Test de COVs par TDS-CPG-SM :

- La chromatographie en phase gazeuse (CPG) est employée pour l'analyse des traces individuelles de COVs (composés organiques volatils) conformément à la méthode EPA TO17 (voir aussi ISO16000-6). La CPG est couplée à une spectrométrie de masse (SM) et à une désorption thermique (TDS de Gerstel) comme outil d'injection. - La séparation chromatographique est réalisée sur une colonne non polaire Supelco Petrocol (DH 50m x 0,25 mm ID, épaisseur du film 0,5 µm). L'identification des substances chimiques se fait à l'aide du temps de rétention (T.R.) spécifique à chacun et du spectromètre de masse (par comparaison avec les données de la littérature).

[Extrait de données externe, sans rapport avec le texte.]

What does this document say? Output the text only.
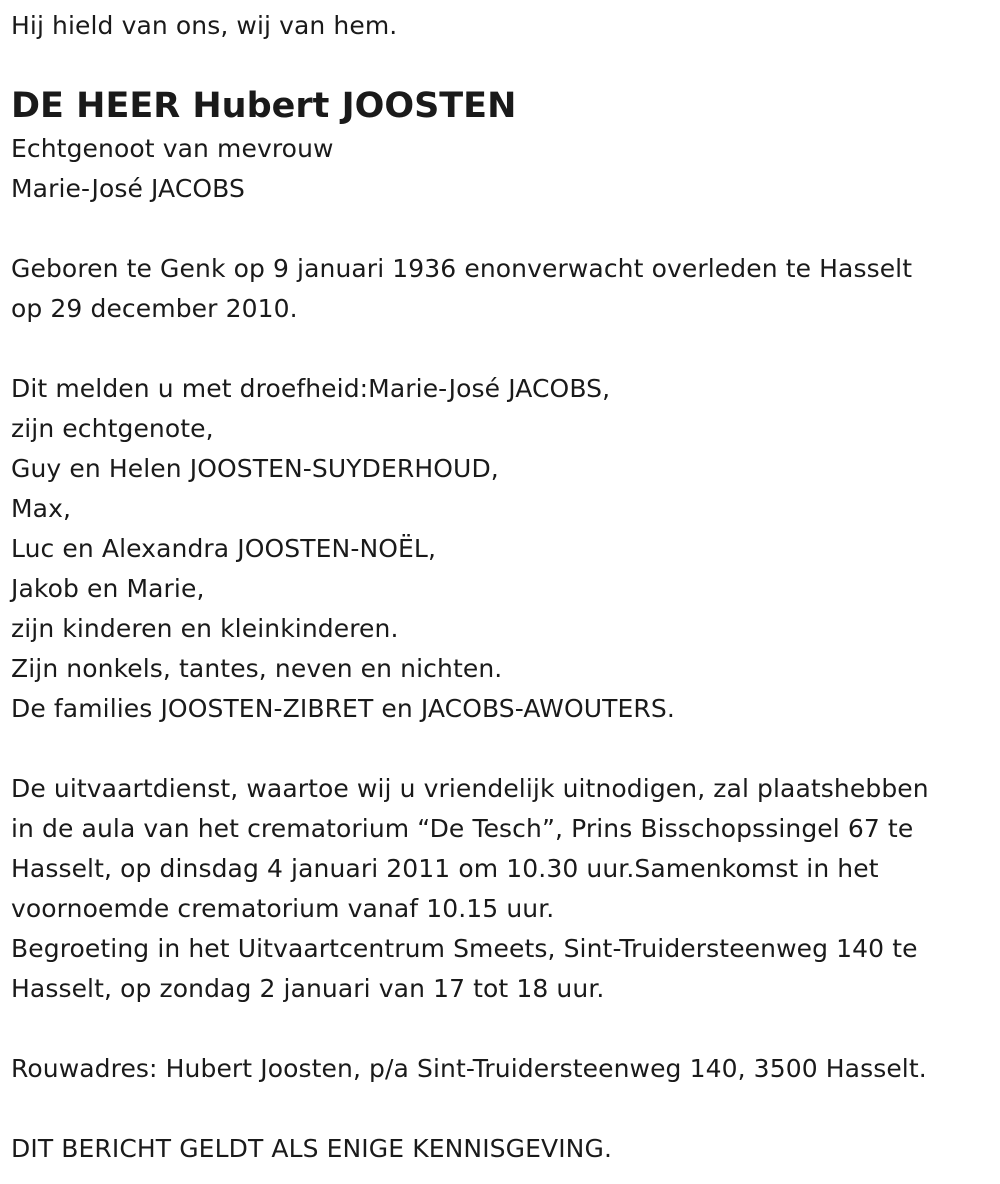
Hij hield van ons, wij van hem.
DE HEER Hubert JOOSTEN
Echtgenoot van mevrouw
Marie-José JACOBS
Geboren te Genk op 9 januari 1936 enonverwacht overleden te Hasselt
op 29 december 2010.
Dit melden u met droefheid:Marie-José JACOBS,
zijn echtgenote,
Guy en Helen JOOSTEN-SUYDERHOUD,
Max,
Luc en Alexandra JOOSTEN-NOËL,
Jakob en Marie,
zijn kinderen en kleinkinderen.
Zijn nonkels, tantes, neven en nichten.
De families JOOSTEN-ZIBRET en JACOBS-AWOUTERS.
De uitvaartdienst, waartoe wij u vriendelijk uitnodigen, zal plaatshebben
in de aula van het crematorium “De Tesch”, Prins Bisschopssingel 67 te
Hasselt, op dinsdag 4 januari 2011 om 10.30 uur.Samenkomst in het
voornoemde crematorium vanaf 10.15 uur.
Begroeting in het Uitvaartcentrum Smeets, Sint-Truidersteenweg 140 te
Hasselt, op zondag 2 januari van 17 tot 18 uur.
Rouwadres: Hubert Joosten, p/a Sint-Truidersteenweg 140, 3500 Hasselt.
DIT BERICHT GELDT ALS ENIGE KENNISGEVING.
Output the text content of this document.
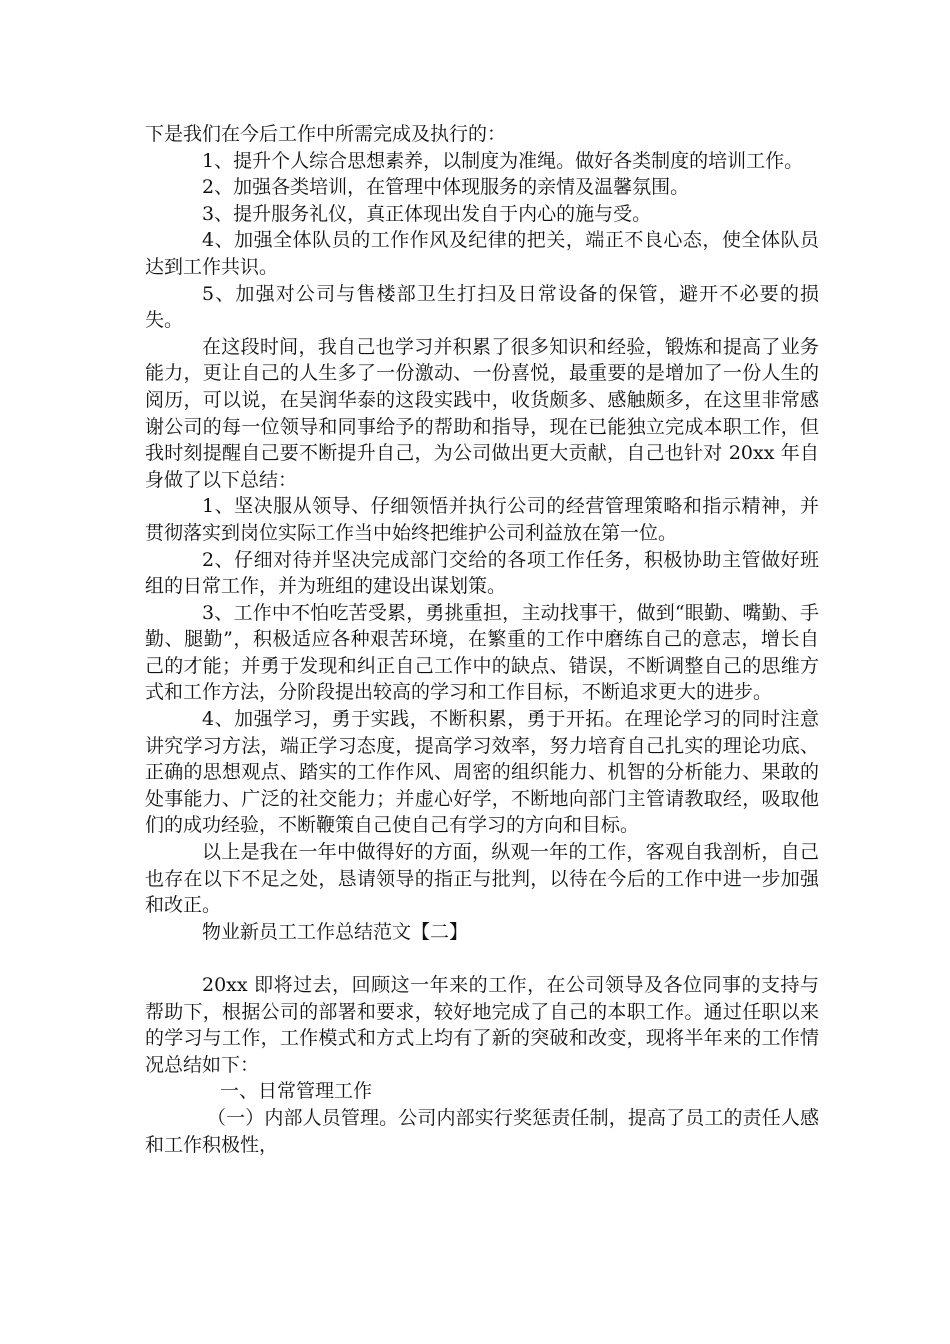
下是我们在今后工作中所需完成及执行的：

1、提升个人综合思想素养，以制度为准绳。做好各类制度的培训工作。

2、加强各类培训，在管理中体现服务的亲情及温馨氛围。

3、提升服务礼仪，真正体现出发自于内心的施与受。

4、加强全体队员的工作作风及纪律的把关，端正不良心态，使全体队员达到工作共识。

5、加强对公司与售楼部卫生打扫及日常设备的保管，避开不必要的损失。

在这段时间，我自己也学习并积累了很多知识和经验，锻炼和提高了业务能力，更让自己的人生多了一份激动、一份喜悦，最重要的是增加了一份人生的阅历，可以说，在吴润华泰的这段实践中，收货颇多、感触颇多，在这里非常感谢公司的每一位领导和同事给予的帮助和指导，现在已能独立完成本职工作，但我时刻提醒自己要不断提升自己，为公司做出更大贡献，自己也针对 20xx 年自身做了以下总结：

1、坚决服从领导、仔细领悟并执行公司的经营管理策略和指示精神，并贯彻落实到岗位实际工作当中始终把维护公司利益放在第一位。

2、仔细对待并坚决完成部门交给的各项工作任务，积极协助主管做好班组的日常工作，并为班组的建设出谋划策。

3、工作中不怕吃苦受累，勇挑重担，主动找事干，做到“眼勤、嘴勤、手勤、腿勤”，积极适应各种艰苦环境，在繁重的工作中磨练自己的意志，增长自己的才能；并勇于发现和纠正自己工作中的缺点、错误，不断调整自己的思维方式和工作方法，分阶段提出较高的学习和工作目标，不断追求更大的进步。

4、加强学习，勇于实践，不断积累，勇于开拓。在理论学习的同时注意讲究学习方法，端正学习态度，提高学习效率，努力培育自己扎实的理论功底、正确的思想观点、踏实的工作作风、周密的组织能力、机智的分析能力、果敢的处事能力、广泛的社交能力；并虚心好学，不断地向部门主管请教取经，吸取他们的成功经验，不断鞭策自己使自己有学习的方向和目标。

以上是我在一年中做得好的方面，纵观一年的工作，客观自我剖析，自己也存在以下不足之处，恳请领导的指正与批判，以待在今后的工作中进一步加强和改正。

物业新员工工作总结范文【二】

20xx 即将过去，回顾这一年来的工作，在公司领导及各位同事的支持与帮助下，根据公司的部署和要求，较好地完成了自己的本职工作。通过任职以来的学习与工作，工作模式和方式上均有了新的突破和改变，现将半年来的工作情况总结如下：

一、日常管理工作

（一）内部人员管理。公司内部实行奖惩责任制，提高了员工的责任人感和工作积极性，
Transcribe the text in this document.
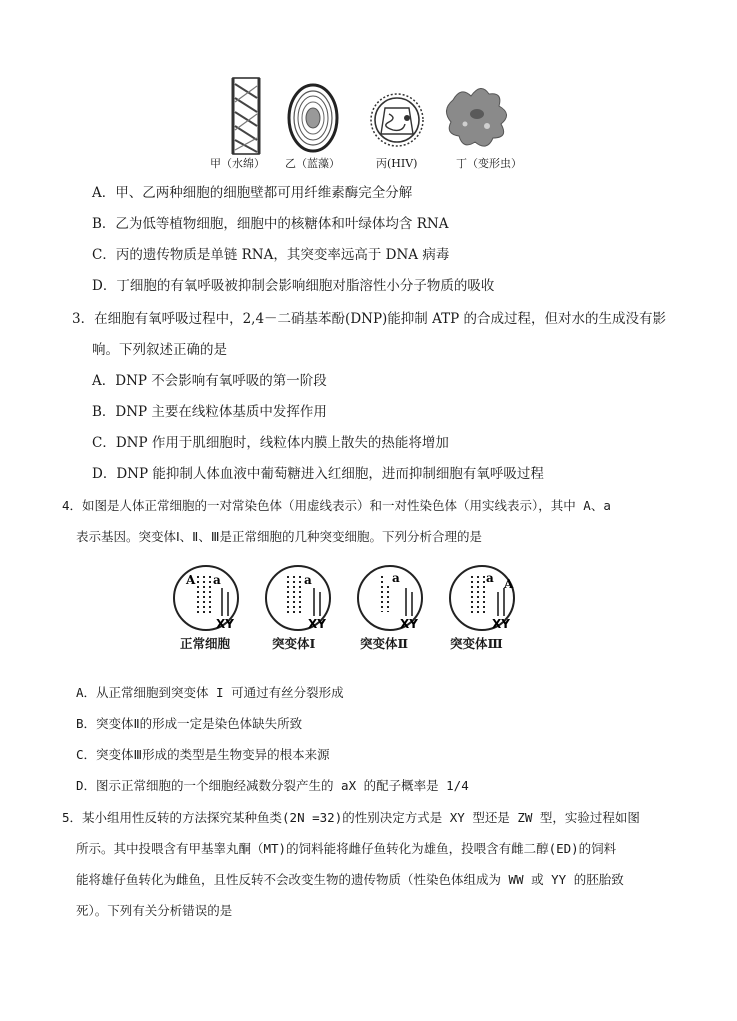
甲（水绵） 乙（蓝藻）	丙(HIV)	丁（变形虫）
A．甲、乙两种细胞的细胞壁都可用纤维素酶完全分解
B．乙为低等植物细胞，细胞中的核糖体和叶绿体均含 RNA
C．丙的遗传物质是单链 RNA，其突变率远高于 DNA 病毒
D．丁细胞的有氧呼吸被抑制会影响细胞对脂溶性小分子物质的吸收
3．在细胞有氧呼吸过程中，2,4－二硝基苯酚(DNP)能抑制 ATP 的合成过程，但对水的生成没有影
响。下列叙述正确的是
A．DNP 不会影响有氧呼吸的第一阶段
B．DNP 主要在线粒体基质中发挥作用
C．DNP 作用于肌细胞时，线粒体内膜上散失的热能将增加
D．DNP 能抑制人体血液中葡萄糖进入红细胞，进而抑制细胞有氧呼吸过程
4．如图是人体正常细胞的一对常染色体（用虚线表示）和一对性染色体（用实线表示），其中 A、a
表示基因。突变体Ⅰ、Ⅱ、Ⅲ是正常细胞的几种突变细胞。下列分析合理的是
A a
XY
a
XY
a
XY
a A
XY
正常细胞	突变体Ⅰ	突变体Ⅱ	突变体Ⅲ
A．从正常细胞到突变体 I 可通过有丝分裂形成
B．突变体Ⅱ的形成一定是染色体缺失所致
C．突变体Ⅲ形成的类型是生物变异的根本来源
D．图示正常细胞的一个细胞经减数分裂产生的 aX 的配子概率是 1/4
5．某小组用性反转的方法探究某种鱼类(2N =32)的性别决定方式是 XY 型还是 ZW 型，实验过程如图
所示。其中投喂含有甲基睾丸酮（MT)的饲料能将雌仔鱼转化为雄鱼，投喂含有雌二醇(ED)的饲料
能将雄仔鱼转化为雌鱼，且性反转不会改变生物的遗传物质（性染色体组成为 WW 或 YY 的胚胎致
死）。下列有关分析错误的是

Les courbes des standards externes sont utilisées pour la semi-quantification grâce à la hauteur des pics.

Test de C=O par HPLC-UV :

- Les dérivés des carbonyls (Hydrazone) sont désorbés avec 3 ml d'acétonitrile et l'éluat est analysé par HPLC équipé d'un système de détection UV. La méthode par standard externe est utilisée pour la quantification. Une solution de dérivés DNPH de haute pureté (99 %) (disponible chez Supelco ref 47285-U) est utilisée comme solution stock pour préparer une série de 6 standards de calibration dans la même gamme de concentration que les échantillons (20 µg/m³ à 1000 µg/m³). L'aire sous les pics sert à la bonne calibration et à la quantification.

Mesures olfactométriques :

- Une quantification précise et objective de l'odeur peut être réalisée conformément à la nouvelle norme européenne (EN 13725) qui décrit une méthode basée sur l'olfactométrie dynamique au seuil de détection avec des testeurs humains.

- On utilise l'olfactomètre ODILE (fourni par Odotech - Montréal, Québec) pour les déterminations de concentration de l'odeur. De l'air sans odeur est fourni au système par un compresseur WS15 (système sans huile de Compair). La pièce servant au test est neutre (murs blancs) et exempte d'odeurs.

- Un climatiseur dans la pièce garantit un environnement optimisé des mesures (21°C, 50% rh). Les sacs sont placés dans un cylindre pressurisé afin que l'odeur puisse être envoyée dans le dilueur (sans pompe). L'odeur est ensuite distribuée vers 6 sorties pour le sniff-test. Pour l'analyse, on calibre préalablement les 6 spécialistes de l'odeur selon leur sensibilité au n-butanol. Chacun dispose de son propre panneau équipé de 3 sorties d'air, 2 neutres et une pour l'odeur. L'odeur est présentée pendant 15 secondes avec 1 minute de pause entre chaque présentation. On commence par des concentrations faibles de l'odeur (forte dilution, pas de perception), puis on double la concentration à la présentation suivante, et ce, jusqu'à identification complète de l'odeur par l'ensemble du panel. 3 séries d'essais ont été réalisées pour chaque échantillon.

- Le niveau de l'odeur est calculé conformément à la norme, sur l'ensemble des résultats individuels (au maximum 3 séries x 6 testeurs). La norme recommande un minimum de 10 ITE.